In India, meanwhile, a unique cooling technique was used during the Mughal era, in the 17th century. Chemists discovered that potassium nitrate, a type of saltpeter, could be packed around an urn that needed chilling. As the salts dissolved, they drew heat from their surroundings. This was the energy that went into breaking up their crystal-lattice formation.
It was clever but not scalable, since saltpeter was a limited resource and was needed for gunpowder, fertiliser and meat preservation. Still, it foreshadowed the modern ice pack, and was a creative workaround in the punishing summers of north India.
The real leap in refrigeration came in 1748, via the Scottish physician William Cullen.
Experimenting with volatile fluids, he demonstrated that certain liquids absorbed dramatic amounts of heat from their surroundings, as they evaporated.
If he could deploy a fluid with a boiling point far below room temperature in an enclosed space, Cullen figured, it could generate blasts of cool air. And wouldn’t that be useful?
He was right, of course.
The chemical isobutane is one such compound. It has a boiling point of about -11 degrees Celsius; newer refrigerants have boiling points as low as -30 degrees Celsius. This allows a refrigerator to draw heat from the objects and air within it, lowering this internal temperature significantly as the liquid coolant evaporates into gas. Its compressor coils can then release that absorbed energy as mild heat released into the air around the device. Meanwhile, the gas cools and condenses into liquid form and the cycle begins again.

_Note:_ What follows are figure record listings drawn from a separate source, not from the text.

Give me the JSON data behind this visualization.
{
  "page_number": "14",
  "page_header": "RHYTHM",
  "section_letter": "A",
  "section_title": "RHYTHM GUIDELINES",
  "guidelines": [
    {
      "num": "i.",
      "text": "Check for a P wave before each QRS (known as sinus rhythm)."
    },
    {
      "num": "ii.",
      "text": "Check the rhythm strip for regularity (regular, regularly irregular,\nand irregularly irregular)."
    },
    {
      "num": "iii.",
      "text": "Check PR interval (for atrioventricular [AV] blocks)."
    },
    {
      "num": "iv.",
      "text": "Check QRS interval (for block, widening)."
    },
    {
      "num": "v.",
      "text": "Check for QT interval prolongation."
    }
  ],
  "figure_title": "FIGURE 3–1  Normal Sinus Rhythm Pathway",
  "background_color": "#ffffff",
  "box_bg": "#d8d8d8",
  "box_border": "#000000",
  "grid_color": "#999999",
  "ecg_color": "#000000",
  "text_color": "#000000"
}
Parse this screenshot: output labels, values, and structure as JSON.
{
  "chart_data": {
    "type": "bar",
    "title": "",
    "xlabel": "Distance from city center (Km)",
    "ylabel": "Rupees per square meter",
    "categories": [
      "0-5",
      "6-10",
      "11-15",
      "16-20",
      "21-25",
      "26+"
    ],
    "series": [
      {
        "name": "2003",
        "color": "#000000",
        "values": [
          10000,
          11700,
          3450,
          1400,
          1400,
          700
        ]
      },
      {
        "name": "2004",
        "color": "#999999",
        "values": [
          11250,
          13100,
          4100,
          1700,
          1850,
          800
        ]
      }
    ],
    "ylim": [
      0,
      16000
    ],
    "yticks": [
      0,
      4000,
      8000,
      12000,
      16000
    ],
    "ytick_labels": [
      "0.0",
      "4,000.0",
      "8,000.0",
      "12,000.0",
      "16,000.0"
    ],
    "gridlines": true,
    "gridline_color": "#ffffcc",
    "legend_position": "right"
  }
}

The choice of refrigerant has defined each era of this technology.
Ammonia worked well but was toxic, making leaks dangerous. Chlorofluorocarbons replaced ammonia and were safe, but released chlorine into the air that ate away at the ozone layer. Hydrofluorocarbons were ozone-friendly, but had a far greater global-warming effect than even carbon-dioxide.
The latest evolution has involved hydrofluoroolefins (a compound of hydrogen, fluorine and carbons), which are more efficient and have a lower global-warming impact than their predecessors. Since the 2010s, they have been increasingly adopted worldwide.
All this has made it is easy to take refrigeration for granted today, but it has been one of humanity’s most transformative technologies.
In the arena of healthcare, its cold-chain capabilities keeps vital medicines viable while its low temperatures reduce germs in operation theatres and intensive-care units.
Refrigeration decoupled food from seasons and geography. Milk could be shipped across countries, supermarkets could stock oranges all year round. A web of refrigerated warehouses, trucks and shipping containers now underpin modern civilisation.
The climate costs, of course, are immense.
Journalist and James Beard awardee Nicola Twilley captures this dramatically in her book Frostbite (2024). She points to Norse mythology, where even the gods perish in a world-ending apocalypse called Ragnarok (Norse for Fate of the Gods).
“As the new Artic we have built for our food plays its part in melting the old Artic faster than anyone could have imagined,” she writes, “we had better muster the collective wisdom and action to avoid their fate.”